Abstract
Reason for writing: This research sought to address a gap in the literature about women’s lived experience of pelvic surgical mesh complications, conducted by an insider researcher.
Problem: Women have pelvic mesh surgeries with a view to improving their lives, but many are experiencing life-altering complications.
Methodology: Otago University Human Ethics Committee approval H17/142. Hermeneutic phenomenological method was used. Seven women with pelvic mesh complications aged 43-69 years were enrolled using homogenous criterion sampling. The women completed an adapted ICIQ-LUTSqol questionnaire and answered a question adapted from the HOPE tool. Women were interviewed face-to-face. Data was analysed using Van Manen’s selective reading technique and organised according to Lifeworld Existentials.

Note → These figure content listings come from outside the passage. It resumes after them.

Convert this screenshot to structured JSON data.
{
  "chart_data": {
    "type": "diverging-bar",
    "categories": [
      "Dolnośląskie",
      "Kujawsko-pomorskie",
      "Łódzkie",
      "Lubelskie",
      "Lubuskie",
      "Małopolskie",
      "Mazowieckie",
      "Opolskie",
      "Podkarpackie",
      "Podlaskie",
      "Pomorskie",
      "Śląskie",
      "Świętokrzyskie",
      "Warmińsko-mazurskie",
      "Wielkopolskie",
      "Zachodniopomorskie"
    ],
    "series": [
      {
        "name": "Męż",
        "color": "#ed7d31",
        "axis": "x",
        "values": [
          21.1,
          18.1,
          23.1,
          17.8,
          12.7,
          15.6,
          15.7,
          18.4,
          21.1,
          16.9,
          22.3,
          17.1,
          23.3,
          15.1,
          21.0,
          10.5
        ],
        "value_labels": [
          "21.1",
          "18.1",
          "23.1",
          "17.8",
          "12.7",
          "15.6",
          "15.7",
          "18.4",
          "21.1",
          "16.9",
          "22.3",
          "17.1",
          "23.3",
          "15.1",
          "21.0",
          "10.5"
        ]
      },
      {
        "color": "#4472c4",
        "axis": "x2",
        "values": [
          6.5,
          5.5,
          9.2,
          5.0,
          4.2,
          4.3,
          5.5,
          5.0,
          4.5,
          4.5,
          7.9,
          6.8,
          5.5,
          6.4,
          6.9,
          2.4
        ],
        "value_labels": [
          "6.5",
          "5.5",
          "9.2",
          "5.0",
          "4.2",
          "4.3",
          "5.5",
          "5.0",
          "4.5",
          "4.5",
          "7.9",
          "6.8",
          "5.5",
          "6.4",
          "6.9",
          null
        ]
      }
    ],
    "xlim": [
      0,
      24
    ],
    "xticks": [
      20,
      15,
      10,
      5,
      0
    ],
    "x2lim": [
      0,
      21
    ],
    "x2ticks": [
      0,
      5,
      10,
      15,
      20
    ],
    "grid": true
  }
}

Results: A mean of 63 from ICIQ-LUTSqol scores demonstrated significant impact on quality of life. Themes emerging from the analysis were: Lived space: feeling powerless in the medical space, living in a shrinking world; Lived body: living with unrelenting pain, inhabiting a body that can no longer be relied on; Lived time: living in the gap between what was and what could have been; Lived other: suffering in silence, finding absolute Other and others as a source of strength.
Implications: Pelvic surgical mesh complications have an extensive negative impact on women’s lifeworld. Failure to acknowledge mesh complications as treatment injury stalls the development of safer alternatives, and changes to practice needed to keep women undergoing urogynaecological procedures safe.